Some rough force jerked her up and backward. She struggled, writhing and scratching, got free, scrambled away, and was caught again.
“No!”
And the memory palace was gone, annihilated, blotted out of existence as completely and instantaneously as it had sprung to life in the first place. Wherever she had been was gone. And whoever had been there with her was gone, too. She was lying on the deck of the twisting umbilical cord, halfway back to the pirate ship, her head and one arm in Sital’s lap as the other woman dragged her out of the target ship by sheer force.

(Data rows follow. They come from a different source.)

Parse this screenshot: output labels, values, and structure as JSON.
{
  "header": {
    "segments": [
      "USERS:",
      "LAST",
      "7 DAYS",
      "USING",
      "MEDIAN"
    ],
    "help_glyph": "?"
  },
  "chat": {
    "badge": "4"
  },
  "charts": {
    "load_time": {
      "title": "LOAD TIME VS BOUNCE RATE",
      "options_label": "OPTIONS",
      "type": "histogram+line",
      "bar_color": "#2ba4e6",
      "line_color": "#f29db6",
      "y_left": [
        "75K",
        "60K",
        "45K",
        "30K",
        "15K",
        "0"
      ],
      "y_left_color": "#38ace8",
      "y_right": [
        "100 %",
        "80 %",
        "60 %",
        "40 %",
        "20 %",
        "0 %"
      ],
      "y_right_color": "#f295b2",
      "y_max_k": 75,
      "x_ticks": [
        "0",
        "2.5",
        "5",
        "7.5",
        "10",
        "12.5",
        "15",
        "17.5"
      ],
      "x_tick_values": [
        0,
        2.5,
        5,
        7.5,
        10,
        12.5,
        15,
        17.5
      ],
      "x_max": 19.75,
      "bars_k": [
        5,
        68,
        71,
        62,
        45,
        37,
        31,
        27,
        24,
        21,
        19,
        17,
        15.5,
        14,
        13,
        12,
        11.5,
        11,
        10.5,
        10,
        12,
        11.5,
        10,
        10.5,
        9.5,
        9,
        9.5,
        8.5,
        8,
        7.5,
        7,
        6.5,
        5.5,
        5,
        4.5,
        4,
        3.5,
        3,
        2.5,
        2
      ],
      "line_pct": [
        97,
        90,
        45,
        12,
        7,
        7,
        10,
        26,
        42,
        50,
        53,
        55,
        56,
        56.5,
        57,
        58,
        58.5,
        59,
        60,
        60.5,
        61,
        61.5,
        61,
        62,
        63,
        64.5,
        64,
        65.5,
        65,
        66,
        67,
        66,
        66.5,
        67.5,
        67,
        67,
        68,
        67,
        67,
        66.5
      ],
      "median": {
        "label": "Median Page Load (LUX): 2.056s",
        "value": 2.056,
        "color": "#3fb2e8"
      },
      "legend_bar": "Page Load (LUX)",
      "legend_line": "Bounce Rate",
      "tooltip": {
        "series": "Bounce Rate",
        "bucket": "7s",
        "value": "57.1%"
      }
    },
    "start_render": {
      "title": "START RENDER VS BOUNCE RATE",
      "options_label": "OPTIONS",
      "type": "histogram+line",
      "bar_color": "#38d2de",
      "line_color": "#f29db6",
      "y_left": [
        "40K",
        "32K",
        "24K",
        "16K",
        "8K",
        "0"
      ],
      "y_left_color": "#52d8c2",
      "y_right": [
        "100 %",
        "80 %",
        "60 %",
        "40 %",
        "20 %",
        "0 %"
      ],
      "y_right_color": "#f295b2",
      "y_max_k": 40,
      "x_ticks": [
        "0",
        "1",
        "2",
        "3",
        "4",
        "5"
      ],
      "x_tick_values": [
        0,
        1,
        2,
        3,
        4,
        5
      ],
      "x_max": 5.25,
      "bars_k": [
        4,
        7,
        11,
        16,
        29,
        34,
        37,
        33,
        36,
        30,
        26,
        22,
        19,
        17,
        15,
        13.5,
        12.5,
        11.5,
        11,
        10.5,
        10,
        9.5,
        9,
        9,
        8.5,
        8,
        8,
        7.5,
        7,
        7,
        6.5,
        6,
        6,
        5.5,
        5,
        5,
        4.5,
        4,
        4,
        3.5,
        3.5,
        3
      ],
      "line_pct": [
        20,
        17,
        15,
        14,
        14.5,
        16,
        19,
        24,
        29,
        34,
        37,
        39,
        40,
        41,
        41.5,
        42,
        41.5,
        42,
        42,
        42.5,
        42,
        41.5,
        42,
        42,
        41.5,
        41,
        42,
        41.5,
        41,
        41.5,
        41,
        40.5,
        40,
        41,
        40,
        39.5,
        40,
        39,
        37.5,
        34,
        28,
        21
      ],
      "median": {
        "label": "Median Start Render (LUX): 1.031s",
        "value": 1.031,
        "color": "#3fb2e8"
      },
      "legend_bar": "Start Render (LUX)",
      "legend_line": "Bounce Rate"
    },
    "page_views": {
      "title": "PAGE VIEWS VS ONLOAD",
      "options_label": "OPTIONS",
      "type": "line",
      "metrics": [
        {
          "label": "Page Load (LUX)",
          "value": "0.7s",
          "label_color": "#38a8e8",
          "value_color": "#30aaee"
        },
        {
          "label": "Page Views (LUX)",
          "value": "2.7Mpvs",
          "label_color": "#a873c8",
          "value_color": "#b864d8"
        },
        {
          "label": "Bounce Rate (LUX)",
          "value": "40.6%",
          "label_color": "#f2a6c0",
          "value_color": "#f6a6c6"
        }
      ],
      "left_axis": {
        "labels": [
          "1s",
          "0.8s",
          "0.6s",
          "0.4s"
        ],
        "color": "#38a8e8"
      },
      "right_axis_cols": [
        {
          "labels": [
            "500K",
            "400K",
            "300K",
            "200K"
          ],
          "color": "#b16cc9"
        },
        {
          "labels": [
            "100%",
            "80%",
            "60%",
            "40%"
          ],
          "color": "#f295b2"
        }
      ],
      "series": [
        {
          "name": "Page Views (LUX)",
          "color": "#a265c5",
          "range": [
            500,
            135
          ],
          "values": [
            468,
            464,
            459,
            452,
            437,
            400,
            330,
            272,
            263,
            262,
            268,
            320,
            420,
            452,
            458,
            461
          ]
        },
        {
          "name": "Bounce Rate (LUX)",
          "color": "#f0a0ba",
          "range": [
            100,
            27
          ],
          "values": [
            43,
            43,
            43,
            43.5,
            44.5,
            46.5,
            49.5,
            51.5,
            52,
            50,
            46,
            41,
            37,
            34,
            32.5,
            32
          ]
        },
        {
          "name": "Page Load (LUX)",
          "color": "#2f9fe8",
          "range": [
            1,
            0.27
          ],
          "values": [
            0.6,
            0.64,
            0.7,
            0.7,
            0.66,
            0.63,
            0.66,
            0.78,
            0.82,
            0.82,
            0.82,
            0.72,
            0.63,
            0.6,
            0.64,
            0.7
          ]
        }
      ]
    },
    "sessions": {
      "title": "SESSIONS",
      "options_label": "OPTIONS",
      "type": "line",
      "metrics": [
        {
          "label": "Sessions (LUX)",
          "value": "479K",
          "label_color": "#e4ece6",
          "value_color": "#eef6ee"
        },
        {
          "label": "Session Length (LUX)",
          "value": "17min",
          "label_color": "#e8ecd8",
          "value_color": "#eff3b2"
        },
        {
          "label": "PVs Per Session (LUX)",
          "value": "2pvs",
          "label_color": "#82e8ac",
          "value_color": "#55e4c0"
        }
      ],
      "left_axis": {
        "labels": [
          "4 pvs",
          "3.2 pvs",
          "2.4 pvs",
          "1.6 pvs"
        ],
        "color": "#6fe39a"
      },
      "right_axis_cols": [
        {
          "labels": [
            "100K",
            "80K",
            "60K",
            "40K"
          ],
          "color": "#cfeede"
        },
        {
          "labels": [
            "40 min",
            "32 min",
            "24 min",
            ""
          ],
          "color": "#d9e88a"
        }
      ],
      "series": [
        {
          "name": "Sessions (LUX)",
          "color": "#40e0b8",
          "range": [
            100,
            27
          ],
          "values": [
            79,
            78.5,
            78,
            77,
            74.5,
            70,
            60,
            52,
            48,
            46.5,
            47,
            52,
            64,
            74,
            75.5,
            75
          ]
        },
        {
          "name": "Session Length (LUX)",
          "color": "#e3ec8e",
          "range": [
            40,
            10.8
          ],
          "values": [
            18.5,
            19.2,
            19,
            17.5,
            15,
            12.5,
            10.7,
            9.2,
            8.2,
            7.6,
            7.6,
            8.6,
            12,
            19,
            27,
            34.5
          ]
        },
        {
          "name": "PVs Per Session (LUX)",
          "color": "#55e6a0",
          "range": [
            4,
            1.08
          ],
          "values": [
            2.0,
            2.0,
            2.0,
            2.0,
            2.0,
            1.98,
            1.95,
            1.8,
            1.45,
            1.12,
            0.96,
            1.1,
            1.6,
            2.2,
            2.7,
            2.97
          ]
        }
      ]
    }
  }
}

“Avery,” Sital gasped. “Avery’s ship was dark-side all along. She came in, almost got us. Got you.”
Drag, huff, drag
. “Okay?”
“I guess.”
“You see Ada in there?”
“I—guess.”
Li got her feet under herself and scrambled along the umbilical beside Sital. As they waited in the airlock, both still panting slightly, Sital turned to her.
“What did she say to you?”
“I don’t even know, really.”
“She hurt you?”
“Tried to.”
“You got off lucky, then. She’s a stone-cold killer.”
THE PIT
Dolniak showed up the next morning to spring her from jail. He looked like he hadn’t gotten much sleep the night before. And he looked very, very angry.
Much too angry, actually, given how predictable it should have been that she would manage to find some kind of trouble to get into.
“What’s wrong?” Li asked when they brought her into the interrogation room and pushed her into the chair that faced Dolniak across the usual battered table.
“I don’t know. What do you think?”
“I mean, what else is wrong?”
He looked as if he was about to chew her out for a moment. But then he visibly reined himself in, he shrugged, stood up … and walked out of the room, closing the door behind him in an ostentatiously careful way that made it completely clear he was stopping himself from slamming it.
He came back ten long minutes later, with a station-side cop to handle the paperwork. She was fingerprinted, DNA-swiped, and released into his custody. He didn’t talk to her during the processing, or during the walk to the shuttle, or on the ride down.
“Where are we going?” Li asked when he gave the taxi driver a Shadyside address instead of directing him to her hotel.
“You’d know better than I would,” he said in a tone of smoldering fury.
After that she decided to just keep her mouth shut.
He took her to a flophouse deep in the permanent twilight of Shadyside. This one made the boardinghouse Korchow had been holed up in look like a palace. And the carnage on the floor and walls in the upstairs back room made Li put a hand to her mouth and swallow hard. The body on the floor was covered with a chaste white sheet. But the stains oozing through the sheet—and the gore on the walls—made it clear that this hadn’t been a quick or painless death.